Toronto alternative-pop artist Jayde has been attracting industry attention from key players since she just entered her teens. She even caught the attention of Jessie Reyez and Bishop Briggs when she covered their songs on her weekly New Music Friday cover series. Now finished high school, she is preparing to release her new EP this fall, featuring sultry original offerings “Give Me A Minute,” “Lines” and “Perfect Strangers.” Think Lorde meets LIGHTS and Dua Lipa.
Produced by Montreal’s Brody Gillman, the first single “Lines” — available on Spotify, Apple Music, iTunes, YouTube et al — is “about not getting the whole story from someone. You’re asking questions and they’re not telling you everything so you’re forced to figure it out yourself,” Jayde explains.
Brody also produced the follow-up single, “Give Me A Minute,” while “Perfect Strangers,” due out in July,” was produced by Noah Barer, also in Montreal.
“’Perfect Strangers’ is about my old best friend. The way that I show people a song is really subtle and devious — I’ll be with that person and say, ‘Hey, I wrote this song; check it out; let me know what you think,’” she laughs. “Even though it’s about that person, they’ll probably never know, but it’s also a sense of satisfaction for me that they heard it. ‘Give Me A Minute’ is about me, in a fight with someone, being like, “Give me a minute so I can think of all these clever witty things to say to you while I’m angry.”
Jayde is continuing to work with both producers on additional material.
Born in Cobourg, Ontario, about 100 kilometres east of Toronto, Jayde was strongly influenced by Canadian artist LIGHTS and started teaching herself to play piano and guitar around the age of nine solely to play LIGHTS’ songs. “I was just creeping through YouTube like every 8-year-old kid does and I stumbled upon one of her music videos, for ‘Saviour,” and then found out she had a whole album out.”

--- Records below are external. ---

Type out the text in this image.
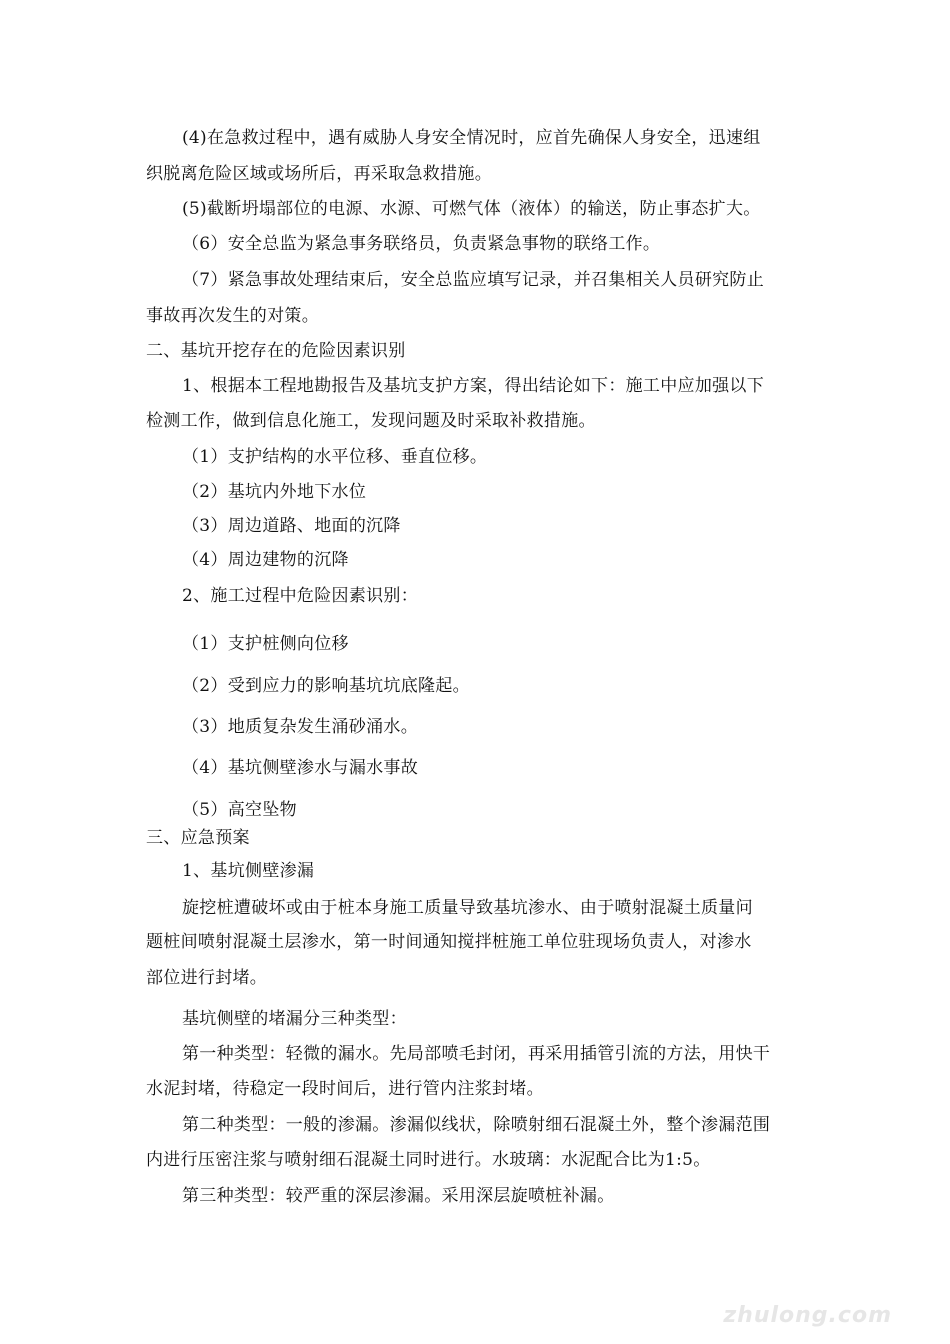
(4)在急救过程中，遇有威胁人身安全情况时，应首先确保人身安全，迅速组
织脱离危险区域或场所后，再采取急救措施。
(5)截断坍塌部位的电源、水源、可燃气体（液体）的输送，防止事态扩大。
（6）安全总监为紧急事务联络员，负责紧急事物的联络工作。
（7）紧急事故处理结束后，安全总监应填写记录，并召集相关人员研究防止
事故再次发生的对策。
二、基坑开挖存在的危险因素识别
1、根据本工程地勘报告及基坑支护方案，得出结论如下：施工中应加强以下
检测工作，做到信息化施工，发现问题及时采取补救措施。
（1）支护结构的水平位移、垂直位移。
（2）基坑内外地下水位
（3）周边道路、地面的沉降
（4）周边建物的沉降
2、施工过程中危险因素识别：
（1）支护桩侧向位移
（2）受到应力的影响基坑坑底隆起。
（3）地质复杂发生涌砂涌水。
（4）基坑侧壁渗水与漏水事故
（5）高空坠物
三、应急预案
1、基坑侧壁渗漏
旋挖桩遭破坏或由于桩本身施工质量导致基坑渗水、由于喷射混凝土质量问
题桩间喷射混凝土层渗水，第一时间通知搅拌桩施工单位驻现场负责人，对渗水
部位进行封堵。
基坑侧壁的堵漏分三种类型：
第一种类型：轻微的漏水。先局部喷毛封闭，再采用插管引流的方法，用快干
水泥封堵，待稳定一段时间后，进行管内注浆封堵。
第二种类型：一般的渗漏。渗漏似线状，除喷射细石混凝土外，整个渗漏范围
内进行压密注浆与喷射细石混凝土同时进行。水玻璃：水泥配合比为1:5。
第三种类型：较严重的深层渗漏。采用深层旋喷桩补漏。
zhulong.com
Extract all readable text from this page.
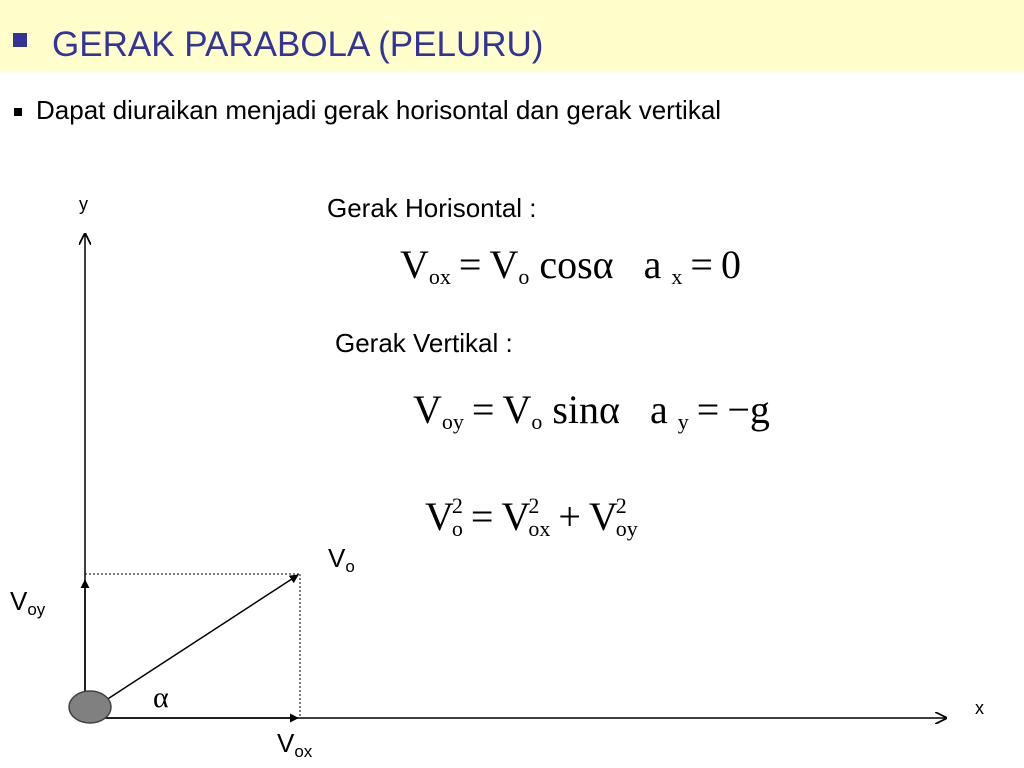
GERAK PARABOLA (PELURU)
Dapat diuraikan menjadi gerak horisontal dan gerak vertikal
Gerak Horisontal :
$V_{ox} = V_o$ cosα a $_x$ = 0
Gerak Vertikal :
$V_{oy} = V_o$ sinα a $_y$ = −g
$V^2_o = V^2_{ox} + V^2_{oy}$
y
x
α
$V_o$
$V_{oy}$
$V_{ox}$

She was a great virtual role model. For two or three years, Jayde immersed herself in music, learning songs, and then, at age 12, one of her supposed friends had crossed her out of a photo for National Best Friend’s Day (yes, there is such a thing). “I was really offended, but I didn’t want to confront them about it, so I wrote a song and I posted it on the internet. It was nice to be able to tell them how I was feeling without actually saying it.”
That traumatic teen incident kicked off her songwriting pursuit, and she quickly received encouragement and accolades — and not just from friends and family. The summer Jayde was heading into grade 9, she played a backyard party, complete with a stage, and one of the attendees knew Three Days Grace drummer Neil Sanderson and his business partner, songwriter Casey Marshall. “I started a development deal with them and that lasted about four years,” she says. “I was just working on the art of writing a song.”
Throughout her high school years, she won local singing competitions Snofest Idol and Kawartha Idol in 2015, at age 14, and performed at Toronto’s Youth Day at Yonge-Dundas Square that summer. In 2016, she wrote and recorded her first EP with songwriter Shobha and producer Rob Wells at Sony ATV Music Publishing. “We released one song off of it, but because I was really young, I was still trying to chase a mainstream dream,” Jayde says of the “bubblegum-pop” sound. “At the end of the day, it wasn’t what I really wanted to make.”
The following year Jayde was a semi-finalist in the Canadian Songwriting Competition; a finalist in the international Unsigned Only competition; and top 10 in Kitchener-Waterloo, Ontario’s The Shot vocal competition. To top it off, CBC included her in its Searchlight 10 young artists you need to hear. Jayde also worked with the musical directors and producers of Family Channel’s The Next Step on “Believe” for the show.
While her friends all went on to college and university — and Jayde did apply too — she decided instead to get a retail job so she could pay not just for her music production, but for music business books too. “I’ve been treating it as if I’m in school,” she says. “I took the job so I could put more money towards music — my dream job.”
Jayde is resolute now. She knows what she wants, how she wants to sound, and move her career forward. She’s had all of her teen years to figure it out.
“As I was getting into music, a lot of people told me that I had to do mainstream because that’s what was going to sell,” she says. “I was always so stubborn with it. But I remember one time when I was recording, they said that I was in between Demi Lovato and Lana Del Rey. Is it mainstream pop? Is it underground pop? The way that I see it is in between. That’s the type of person I am too. I don’t fall into either one of those categories because I’m in the middle.”